One of the reasons why breast cancers are discovered late is because of this statement usually made by patients when advised to do regular breast self-exam: “I am afraid of doing breast self-exam because I may discover something which may be breast cancer.”
Over the years, I have been battling with this resistance when I keep on advising patients to do regular breast self-exam as this promotes early discovery of breast cancer when it develops.
Last week, I encountered another patient saying the same thing. I tried to help this patient overcome this kind of fear by doing a nitty-gritty proposition.
Starting point: Not doing regular breast self-exam because of fear of discovering something bad (assumptions: they know how to do breast self-exam; they care about discovering breast cancer early)
If you do regular breast self-exam, if you discover nothing unusual, you have a better peace of mind.
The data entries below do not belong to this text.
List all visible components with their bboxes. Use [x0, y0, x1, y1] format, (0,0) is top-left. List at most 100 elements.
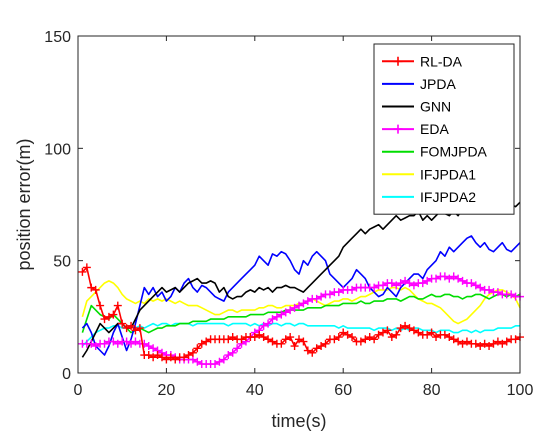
plot-frame: [77, 35, 521, 374]
data-point-rl-da: [312, 344, 321, 353]
data-point-rl-da: [184, 351, 193, 360]
data-point-rl-da: [414, 328, 423, 337]
x-tick-label: 100: [507, 382, 534, 399]
legend-label: FOMJPDA: [420, 144, 488, 160]
data-point-rl-da: [423, 330, 432, 339]
data-point-rl-da: [440, 330, 449, 339]
data-point-rl-da: [401, 321, 410, 330]
data-point-rl-da: [330, 335, 339, 344]
legend-label: IFJPDA2: [420, 189, 476, 205]
data-point-eda: [449, 272, 458, 281]
data-point-rl-da: [303, 346, 312, 355]
data-point-rl-da: [511, 335, 520, 344]
x-tick-label: 0: [74, 382, 83, 399]
data-point-rl-da: [264, 335, 273, 344]
data-point-eda: [109, 337, 118, 346]
data-point-eda: [233, 344, 242, 353]
data-point-rl-da: [493, 337, 502, 346]
legend-item-jpda: JPDA: [382, 76, 456, 92]
data-point-rl-da: [237, 335, 246, 344]
data-point-eda: [277, 310, 286, 319]
data-point-eda: [290, 303, 299, 312]
data-point-rl-da: [361, 335, 370, 344]
x-axis-title: time(s): [272, 411, 327, 431]
data-point-eda: [100, 339, 109, 348]
data-point-rl-da: [374, 330, 383, 339]
data-point-eda: [303, 297, 312, 306]
data-point-rl-da: [321, 339, 330, 348]
data-point-rl-da: [462, 337, 471, 346]
data-point-rl-da: [113, 301, 122, 310]
data-point-eda: [188, 355, 197, 364]
data-point-rl-da: [378, 328, 387, 337]
data-point-rl-da: [153, 351, 162, 360]
data-point-eda: [211, 360, 220, 369]
ticks-layer: 0 20 40 60 80 100 0 50 100 150: [44, 29, 533, 399]
data-point-eda: [370, 283, 379, 292]
data-point-eda: [264, 319, 273, 328]
data-point-eda: [87, 339, 96, 348]
data-point-eda: [493, 288, 502, 297]
data-point-rl-da: [409, 326, 418, 335]
data-point-rl-da: [180, 353, 189, 362]
data-point-eda: [272, 312, 281, 321]
data-point-eda: [445, 274, 454, 283]
data-point-eda: [334, 288, 343, 297]
data-point-eda: [476, 283, 485, 292]
y-tick-label: 150: [44, 29, 71, 46]
data-point-eda: [401, 276, 410, 285]
legend-label: RL-DA: [420, 53, 463, 69]
data-point-eda: [387, 279, 396, 288]
legend-label: IFJPDA1: [420, 166, 476, 182]
data-point-rl-da: [489, 339, 498, 348]
data-point-eda: [312, 294, 321, 303]
series-rl-da: [78, 263, 524, 364]
data-point-rl-da: [383, 326, 392, 335]
data-point-rl-da: [149, 353, 158, 362]
data-point-eda: [317, 292, 326, 301]
data-point-eda: [405, 279, 414, 288]
data-point-rl-da: [193, 344, 202, 353]
data-point-rl-da: [228, 333, 237, 342]
data-point-rl-da: [122, 324, 131, 333]
data-point-eda: [440, 272, 449, 281]
data-point-rl-da: [162, 355, 171, 364]
data-point-eda: [432, 274, 441, 283]
data-point-rl-da: [82, 263, 91, 272]
series-line-rl-da: [81, 266, 521, 361]
data-point-rl-da: [295, 335, 303, 344]
data-point-eda: [140, 339, 149, 348]
legend: RL-DA JPDA GNN EDA FOMJPDA IFJPDA1 IFJPDA2: [373, 43, 515, 215]
data-point-rl-da: [87, 283, 96, 292]
data-point-eda: [325, 290, 334, 299]
data-point-rl-da: [171, 355, 180, 364]
legend-marker: [393, 124, 403, 134]
data-point-rl-da: [281, 335, 290, 344]
data-point-eda: [131, 337, 140, 346]
data-point-eda: [149, 344, 158, 353]
data-point-eda: [144, 342, 153, 351]
legend-item-rl-da: RL-DA: [382, 53, 463, 69]
x-tick-label: 60: [334, 382, 352, 399]
data-point-rl-da: [166, 353, 175, 362]
data-point-eda: [193, 357, 202, 366]
data-point-eda: [378, 281, 387, 290]
data-point-eda: [113, 339, 122, 348]
series-ifjpda2: [81, 322, 520, 347]
data-point-rl-da: [277, 339, 286, 348]
data-point-rl-da: [348, 333, 357, 342]
x-tick-label: 20: [158, 382, 176, 399]
data-point-rl-da: [250, 333, 259, 342]
data-point-rl-da: [109, 310, 118, 319]
series-line-eda: [82, 275, 520, 365]
legend-label: JPDA: [420, 76, 456, 92]
data-point-rl-da: [144, 351, 153, 360]
legend-item-eda: EDA: [382, 121, 449, 137]
series-line-jpda: [81, 235, 521, 356]
data-point-rl-da: [471, 339, 480, 348]
y-axis-title: position error(m): [14, 138, 34, 270]
data-point-rl-da: [317, 342, 326, 351]
data-point-eda: [467, 279, 476, 288]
If you don’t do regular breast self-exam, you have no peace of mind because you don’t know whether you have something bad in your breasts.
If you don’t do regular breast self-exam, you usually do one of these things:
- Keep on not doing breast self-exam. Then you continue to have no peace of mind because you don’t know whether you have something bad in your breasts.
- Subject yourself to screening diagnostic tests like mammogram and ultrasound at planned intervals without a breast specialist consult. You somehow will have a better peace of mind if the reports are negative.
- Consult a breast specialist at planned intervals. Then, you have better peace of mind if the findings are negative.
If you do screening diagnostic tests and consult a breast specialist at planned intervals, you still have to contend with the time or period wherein there are no tests or breast specialist’s examination and when a breast cancer can appear.
You still have to do regular breast self-exam in the time or period where there are no tests or breast specialist’s examination because breast cancer can appear during this time. You cannot have monthly diagnostic tests and / or breast specialist’s examination.
Thus, you really have to do regular monthly breast self-exam if you really want to catch an early breast cancer that may appear and if you want to have a better peace of mind.
Case in Point (Actual Incident) on the Importance of Breast Self-examination:
GS, 47-year-old female, had a mammography on March 19, 2016 which reported BIRADS 2-0 (benign findings). There was no mass seen nor suspicious tight clusters of microcalcifications. In other words, no signal for cancer. In May 2016, she palpated a mass on her right breast. She then consulted a breast specialist. She was operated on July 2016. A 5-cm breast cancer mass was noted.